Lean in With Grace: Catholic Women Lead

By: Katherine Marshall

October 23, 2015

There were questions about Pope Francis' visit to the US and about women's leadership styles, but what was most riveting were the answers to a very personal question: what encounter with someone in need has most affected you?


Last night Georgetown University's Initiative on Catholic Social Thought and Public Life hosted three remarkable leaders: Sister Donna Markham, Executive Director of Catholic Charities, Carolyn Woo, CEO of Catholic Relief Services, and Sister Carol Keehan, CEO Catholic Health Association. Each is a pioneer and something of a force of nature in her own right. Together their experience and inspirational comportment convey a challenging example of what women are achieving and what it takes to do so. They suggests that indeed there are distinctive facets of women's leadership philosophies and practical approach and explored the different ways in which it is linked to their faith. It was striking how often the word grace entered into the discussion. Indeed, each in a different way, these three women exemplify grace. Yet with every breath they display a down-to-earth, day-to-day challenge to their work that centers on serving those in need. 

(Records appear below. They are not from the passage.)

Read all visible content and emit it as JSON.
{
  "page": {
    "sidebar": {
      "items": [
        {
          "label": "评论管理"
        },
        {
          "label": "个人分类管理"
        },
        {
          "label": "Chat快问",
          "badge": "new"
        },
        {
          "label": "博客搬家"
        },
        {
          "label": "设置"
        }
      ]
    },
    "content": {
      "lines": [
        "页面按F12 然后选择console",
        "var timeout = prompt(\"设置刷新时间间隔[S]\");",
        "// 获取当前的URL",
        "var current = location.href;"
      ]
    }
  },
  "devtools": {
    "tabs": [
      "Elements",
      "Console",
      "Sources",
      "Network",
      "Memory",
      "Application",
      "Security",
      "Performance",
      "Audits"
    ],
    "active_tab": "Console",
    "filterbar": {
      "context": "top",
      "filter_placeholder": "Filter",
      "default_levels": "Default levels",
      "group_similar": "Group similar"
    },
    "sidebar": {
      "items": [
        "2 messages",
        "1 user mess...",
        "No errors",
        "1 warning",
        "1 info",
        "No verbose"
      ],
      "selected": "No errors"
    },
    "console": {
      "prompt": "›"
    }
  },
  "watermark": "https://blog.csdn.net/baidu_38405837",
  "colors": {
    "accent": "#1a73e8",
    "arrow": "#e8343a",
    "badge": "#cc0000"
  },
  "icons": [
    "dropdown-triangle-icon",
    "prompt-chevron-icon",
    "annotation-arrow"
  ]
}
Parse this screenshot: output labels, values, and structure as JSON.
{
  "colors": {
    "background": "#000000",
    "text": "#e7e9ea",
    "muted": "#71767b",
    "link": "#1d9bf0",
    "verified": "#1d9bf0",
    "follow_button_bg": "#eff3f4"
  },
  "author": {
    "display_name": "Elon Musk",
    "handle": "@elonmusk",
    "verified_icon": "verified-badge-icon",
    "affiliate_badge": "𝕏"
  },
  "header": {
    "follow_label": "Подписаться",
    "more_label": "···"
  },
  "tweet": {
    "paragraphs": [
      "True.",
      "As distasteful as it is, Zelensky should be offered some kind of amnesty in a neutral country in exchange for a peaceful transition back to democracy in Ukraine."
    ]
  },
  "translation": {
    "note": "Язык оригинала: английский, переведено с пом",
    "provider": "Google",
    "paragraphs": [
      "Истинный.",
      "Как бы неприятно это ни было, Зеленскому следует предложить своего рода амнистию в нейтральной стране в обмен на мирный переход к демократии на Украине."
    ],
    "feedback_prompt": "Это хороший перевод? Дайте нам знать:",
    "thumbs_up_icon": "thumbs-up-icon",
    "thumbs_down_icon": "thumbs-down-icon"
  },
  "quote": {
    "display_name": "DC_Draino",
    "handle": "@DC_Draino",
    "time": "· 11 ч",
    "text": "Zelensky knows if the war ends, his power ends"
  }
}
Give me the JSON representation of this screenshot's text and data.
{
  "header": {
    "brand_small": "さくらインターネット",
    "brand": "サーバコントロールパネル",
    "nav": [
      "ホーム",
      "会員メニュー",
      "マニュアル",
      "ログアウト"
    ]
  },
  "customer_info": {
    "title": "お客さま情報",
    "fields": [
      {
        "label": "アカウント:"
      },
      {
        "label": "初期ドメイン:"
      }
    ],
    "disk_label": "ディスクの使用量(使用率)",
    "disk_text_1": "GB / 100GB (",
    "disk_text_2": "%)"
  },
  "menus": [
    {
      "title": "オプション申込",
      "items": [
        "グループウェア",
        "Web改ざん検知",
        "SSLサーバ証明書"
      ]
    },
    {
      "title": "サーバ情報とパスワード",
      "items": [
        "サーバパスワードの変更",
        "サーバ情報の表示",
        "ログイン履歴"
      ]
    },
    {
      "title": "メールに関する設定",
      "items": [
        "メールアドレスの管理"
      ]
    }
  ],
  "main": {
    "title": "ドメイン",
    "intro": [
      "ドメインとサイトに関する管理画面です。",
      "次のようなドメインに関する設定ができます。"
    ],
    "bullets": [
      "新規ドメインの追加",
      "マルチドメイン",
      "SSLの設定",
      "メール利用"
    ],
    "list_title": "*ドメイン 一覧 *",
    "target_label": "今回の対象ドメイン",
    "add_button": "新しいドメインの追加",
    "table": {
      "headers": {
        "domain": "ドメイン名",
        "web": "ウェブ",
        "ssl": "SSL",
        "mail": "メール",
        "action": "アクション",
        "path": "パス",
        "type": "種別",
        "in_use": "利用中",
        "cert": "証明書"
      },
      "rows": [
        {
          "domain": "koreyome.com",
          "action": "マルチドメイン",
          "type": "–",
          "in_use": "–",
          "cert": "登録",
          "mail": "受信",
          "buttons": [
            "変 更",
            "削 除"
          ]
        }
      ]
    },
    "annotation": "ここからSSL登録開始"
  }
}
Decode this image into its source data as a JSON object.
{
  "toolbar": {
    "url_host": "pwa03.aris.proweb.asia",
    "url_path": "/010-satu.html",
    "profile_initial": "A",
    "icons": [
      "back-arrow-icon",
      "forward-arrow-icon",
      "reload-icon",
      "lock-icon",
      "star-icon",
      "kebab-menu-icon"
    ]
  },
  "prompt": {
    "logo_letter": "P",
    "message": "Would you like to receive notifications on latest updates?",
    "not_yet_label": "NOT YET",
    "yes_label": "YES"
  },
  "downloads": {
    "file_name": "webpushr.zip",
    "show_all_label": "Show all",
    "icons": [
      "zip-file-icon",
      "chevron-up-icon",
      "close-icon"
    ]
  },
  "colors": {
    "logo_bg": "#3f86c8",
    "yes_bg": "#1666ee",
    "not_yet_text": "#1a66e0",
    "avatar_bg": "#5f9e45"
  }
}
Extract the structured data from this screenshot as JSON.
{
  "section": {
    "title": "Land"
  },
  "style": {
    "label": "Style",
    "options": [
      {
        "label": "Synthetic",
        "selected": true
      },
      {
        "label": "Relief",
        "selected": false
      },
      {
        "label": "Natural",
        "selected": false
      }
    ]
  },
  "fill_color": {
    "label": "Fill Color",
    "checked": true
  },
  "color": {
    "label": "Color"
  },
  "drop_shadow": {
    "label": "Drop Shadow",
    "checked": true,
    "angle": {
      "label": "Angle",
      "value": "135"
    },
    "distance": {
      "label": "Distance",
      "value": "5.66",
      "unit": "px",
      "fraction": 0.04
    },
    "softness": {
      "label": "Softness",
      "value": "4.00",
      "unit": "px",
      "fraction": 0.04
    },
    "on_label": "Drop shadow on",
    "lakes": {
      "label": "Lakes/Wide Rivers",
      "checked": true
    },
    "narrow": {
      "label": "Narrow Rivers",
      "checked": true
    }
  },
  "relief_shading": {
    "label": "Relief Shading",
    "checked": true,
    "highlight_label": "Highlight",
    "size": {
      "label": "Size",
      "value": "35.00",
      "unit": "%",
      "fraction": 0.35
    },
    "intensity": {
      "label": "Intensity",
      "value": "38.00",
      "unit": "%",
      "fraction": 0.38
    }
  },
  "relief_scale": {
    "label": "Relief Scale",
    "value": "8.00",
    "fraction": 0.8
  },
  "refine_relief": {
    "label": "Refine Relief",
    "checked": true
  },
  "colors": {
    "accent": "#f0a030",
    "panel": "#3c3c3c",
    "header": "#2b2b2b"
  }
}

Sister Donna is the first woman to head Catholic Charities, in over a hundred years. It serves over nine million people in need. A psychologist by training, her counsel for leadership (and a lesson she took from the Pope) is: don't be afraid. Carolyn Woo heads one of the largest and finest of non-profit organizations, CRS, that works across the world. Her message focuses on hard work and excellence. She was not coddled and does not coddle others, because if you believe in someone your expectations are high. Carol Keehan, asked how she is taken seriously in a very male world, highlighted competence, a commitment to the whole (as opposed to self), and collaboration as a centerpoint of style. She also commented that it helps to have brothers, offering some insight into how men see the world. 

The kind of leadership that these three very different Catholic women exemplify is thus eminently human but plainly driven by a set of values that they link to their faith and to the example of Jesus Christ. The image of a compass (not one they used) came to my mind. Their determination and focus on "results" is not articulated in classic business terms, though each clearly has strong business aptitude, but in the needs of people who suffer and are in need. You cannot, they said, be shaken or deterred in what you are doing by criticism. You must do the right thing. Self-criticism? Yes indeed. And listen to criticism. But again, respond with grace and courage but do not be deterred from what is right. 

A question about finding ways to question and explore doubts elicited a fascinating response. Indeed there is a need in our turbulent and contentious world to find true safe spaces, where there is trust and where you can test ideas and express deeply felt concerns. Create those spaces, if need be, to discuss issues that matter: not whether you should serve pork or chicken, but topics where you feel pain and where answers are far from clear. What matters is that trust and grace allow you to be private and safeguarded. One woman referred to a "safe space" discussion over two decades ago, where the women involved reached a resolution to the problems they wrestled with and where not a soul among them has ever spoken outside the group about what was discussed.

The answers to questions about feminists versus religious women and women's positions in the Catholic Church (including ordination) were honest and searching. Sister Carol came back several times to the reality that many million women have no capacity to control their lives and their bodies. In exporting the wonderful things about the feminist movement, it is important to take the best of feminism and the best of the Church, by implication leaving aside what may not be best. None of the three expect to see ordination of women in the Catholic Church in their lifetime but highlight the remarkable work that Catholic women are doing as an inspiration.

Each of these remarkable women spoke movingly about a personal encounter with someone in need, and, strikingly, in each case it prompted self reflection even as it moved them. Carolyn Woo told of an encounter with a homeless man and her instinctive reaction against a hug: why did she react that way, she asked herself? Sister Donna marveled at the generosity of a homeless man who helped her when she lost her way on Christmas Eve in Detroit, again asking herself if she would have offered as much help as someone who had so little had done. And Sister Carol spoke of someone in the Philippines who was helping others after a typhoon disaster, and told, when asked, of his deep pain after his child swept from his arms.These three remarkable women, inspired by faith, are a true inspiration for what they do and what they achieve, and for the grace with which they carry their responsibilities to care for others.